En outre, l’UA a adopté le Protocole relatif à la Charte africaine des droits de l’homme et des peuples portant création d’une Cour africaine des droits de l’homme et des peuples (1998), qui établit une juridiction régionale compétente pour connaître des violations des droits humains commises par les États parties, ainsi que le Protocole relatif au Statut de la Cour africaine de justice et des droits de l’homme (2008), qui prévoit la fusion de la Cour africaine des droits de l’homme et des peuples avec la Cour de justice de l’UA et qui étend sa compétence aux crimes internationaux, dont le génocide et les crimes contre l’humanité.

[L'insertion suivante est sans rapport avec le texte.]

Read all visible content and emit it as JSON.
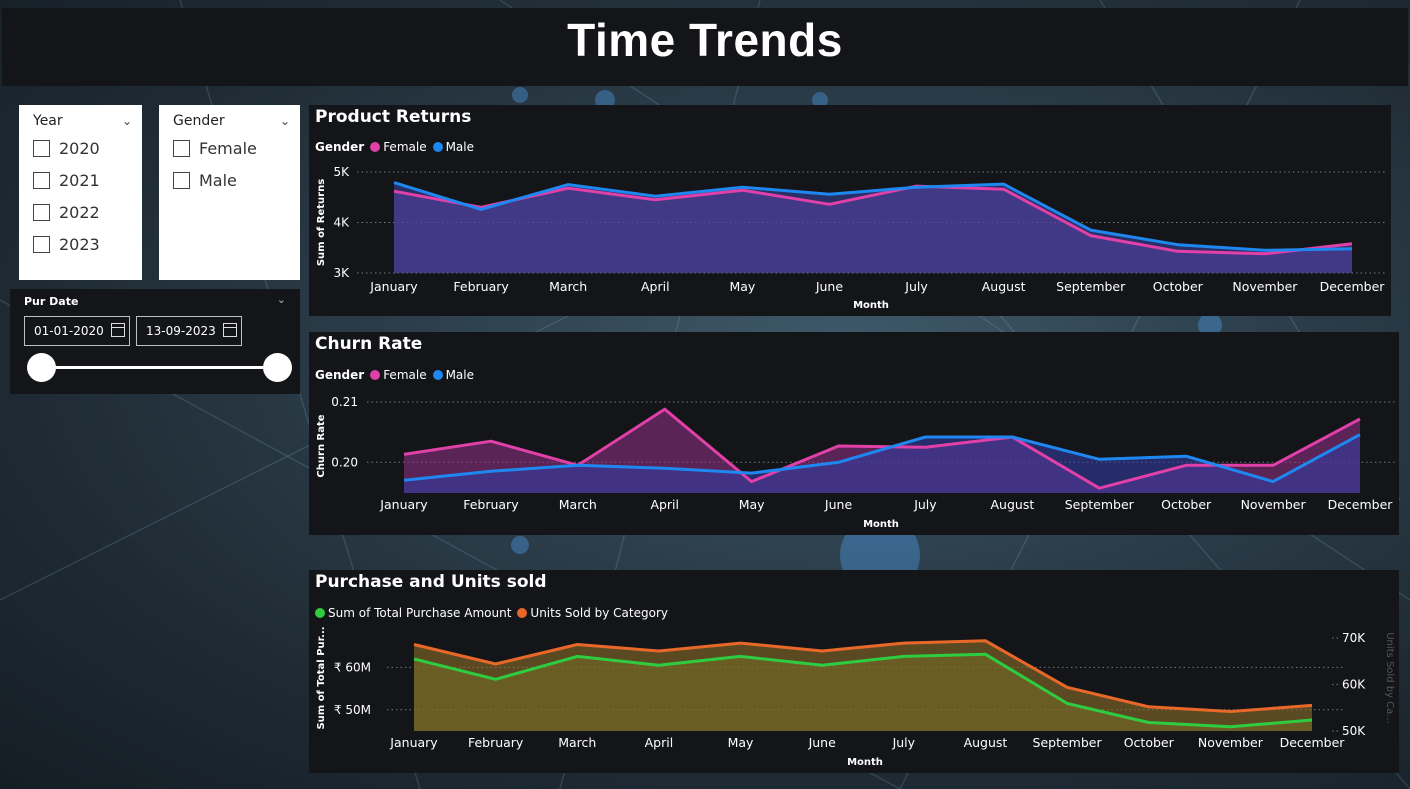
{
  "page": {
    "title": "Time Trends"
  },
  "filters": {
    "year": {
      "title": "Year",
      "options": [
        "2020",
        "2021",
        "2022",
        "2023"
      ]
    },
    "gender": {
      "title": "Gender",
      "options": [
        "Female",
        "Male"
      ]
    },
    "pur_date": {
      "title": "Pur Date",
      "start": "01-01-2020",
      "end": "13-09-2023"
    }
  },
  "colors": {
    "female": "#e040a8",
    "male": "#1e88f0",
    "purchase": "#2ecc40",
    "units": "#e8682a",
    "panel": "#131518"
  },
  "chart_data": [
    {
      "id": "product_returns",
      "type": "area",
      "title": "Product Returns",
      "legend_title": "Gender",
      "xlabel": "Month",
      "ylabel": "Sum of Returns",
      "categories": [
        "January",
        "February",
        "March",
        "April",
        "May",
        "June",
        "July",
        "August",
        "September",
        "October",
        "November",
        "December"
      ],
      "ylim": [
        3000,
        5000
      ],
      "yticks": [
        "3K",
        "4K",
        "5K"
      ],
      "series": [
        {
          "name": "Female",
          "color": "#e040a8",
          "values": [
            4620,
            4300,
            4680,
            4450,
            4640,
            4360,
            4720,
            4660,
            3740,
            3430,
            3380,
            3580
          ]
        },
        {
          "name": "Male",
          "color": "#1e88f0",
          "values": [
            4790,
            4260,
            4750,
            4520,
            4700,
            4560,
            4700,
            4760,
            3850,
            3560,
            3450,
            3480
          ]
        }
      ]
    },
    {
      "id": "churn_rate",
      "type": "area",
      "title": "Churn Rate",
      "legend_title": "Gender",
      "xlabel": "Month",
      "ylabel": "Churn Rate",
      "categories": [
        "January",
        "February",
        "March",
        "April",
        "May",
        "June",
        "July",
        "August",
        "September",
        "October",
        "November",
        "December"
      ],
      "ylim": [
        0.1949,
        0.2105
      ],
      "yticks": [
        "0.20",
        "0.21"
      ],
      "series": [
        {
          "name": "Female",
          "color": "#e040a8",
          "values": [
            0.2013,
            0.2035,
            0.1995,
            0.2088,
            0.1968,
            0.2027,
            0.2025,
            0.2042,
            0.1957,
            0.1995,
            0.1995,
            0.2072
          ]
        },
        {
          "name": "Male",
          "color": "#1e88f0",
          "values": [
            0.197,
            0.1985,
            0.1995,
            0.199,
            0.1982,
            0.2,
            0.2042,
            0.2042,
            0.2005,
            0.201,
            0.1968,
            0.2046
          ]
        }
      ]
    },
    {
      "id": "purchase_units",
      "type": "area",
      "title": "Purchase and Units sold",
      "xlabel": "Month",
      "ylabel": "Sum of Total Pur...",
      "y2label": "Units Sold by Ca...",
      "categories": [
        "January",
        "February",
        "March",
        "April",
        "May",
        "June",
        "July",
        "August",
        "September",
        "October",
        "November",
        "December"
      ],
      "ylim": [
        45000000,
        70000000
      ],
      "yticks": [
        "₹ 50M",
        "₹ 60M"
      ],
      "y2lim": [
        50000,
        70000
      ],
      "y2ticks": [
        "50K",
        "60K",
        "70K"
      ],
      "series": [
        {
          "name": "Sum of Total Purchase Amount",
          "color": "#2ecc40",
          "axis": "left",
          "values": [
            62000000,
            57200000,
            62600000,
            60500000,
            62600000,
            60500000,
            62600000,
            63100000,
            51500000,
            47000000,
            46000000,
            47600000
          ]
        },
        {
          "name": "Units Sold by Category",
          "color": "#e8682a",
          "axis": "right",
          "values": [
            68600,
            64400,
            68600,
            67200,
            68900,
            67200,
            68900,
            69400,
            59400,
            55200,
            54200,
            55500
          ]
        }
      ]
    }
  ]
}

L’UA a également élaboré un cadre normatif et institutionnel pour la prévention, la gestion et le règlement des conflits sur le continent, qui comprend notamment le Conseil de paix et de sécurité (CPS), la Commission de l’UA, le Panel des Sages, le Mécanisme continental d’alerte rapide, la Force africaine en attente et les Communautés économiques régionales. Ces organes ont pour mandat de surveiller la situation sécuritaire en Afrique, d’identifier les risques potentiels ou imminents d’atrocités criminelles, de prendre des mesures préventives ou réactives appropriées, de déployer des missions de paix ou d’intervention humanitaire, de faciliter le dialogue politique et la médiation, de soutenir les processus de paix et de réconciliation, et de renforcer les capacités nationales et régionales en matière de prévention des conflits.
Delphine Patetif aborde les défis et les opportunités pour la mise en œuvre du principe de la responsabilité de protéger en Afrique
Malgré l’existence d’un cadre juridique international et régional solide, les États africains font face à plusieurs défis pour assurer la protection effective de leurs populations contre les atrocités criminelles. Delphine Patetif identifie quatre types principaux de défis :
- Les défis politiques : ils concernent notamment le manque de volonté politique ou la complicité des autorités étatiques dans la commission ou la tolérance des atrocités criminelles, le recours à la violence ou à l’intimidation pour réprimer les voix dissidentes ou les revendications démocratiques, l’instrumentalisation des identités ethniques, religieuses ou régionales pour diviser ou exclure certaines communautés, l’absence ou la faiblesse du dialogue politique entre les acteurs nationaux ou régionaux, ou encore le non-respect des principes constitutionnels ou des accords électoraux.
- Les défis institutionnels : ils se rapportent notamment à l’insuffisance ou à l’inadaptation du cadre juridique national pour prévenir ou réprimer les atrocités criminelles, à l’inefficacité ou à la corruption du système judiciaire national pour assurer l’impunité des auteurs ou la réparation des victimes, à l’inexistence ou au dysfonctionnement des mécanismes nationaux ou régionaux d’alerte précoce ou d’intervention rapide face aux situations à risque, à la faible capacité opérationnelle ou financière des missions de paix ou d’intervention humanitaire déployées sur le terrain, ou encore à la coordination insuffisante ou conflictuelle entre les différents acteurs impliqués dans la prévention ou la réponse aux atrocités criminelles.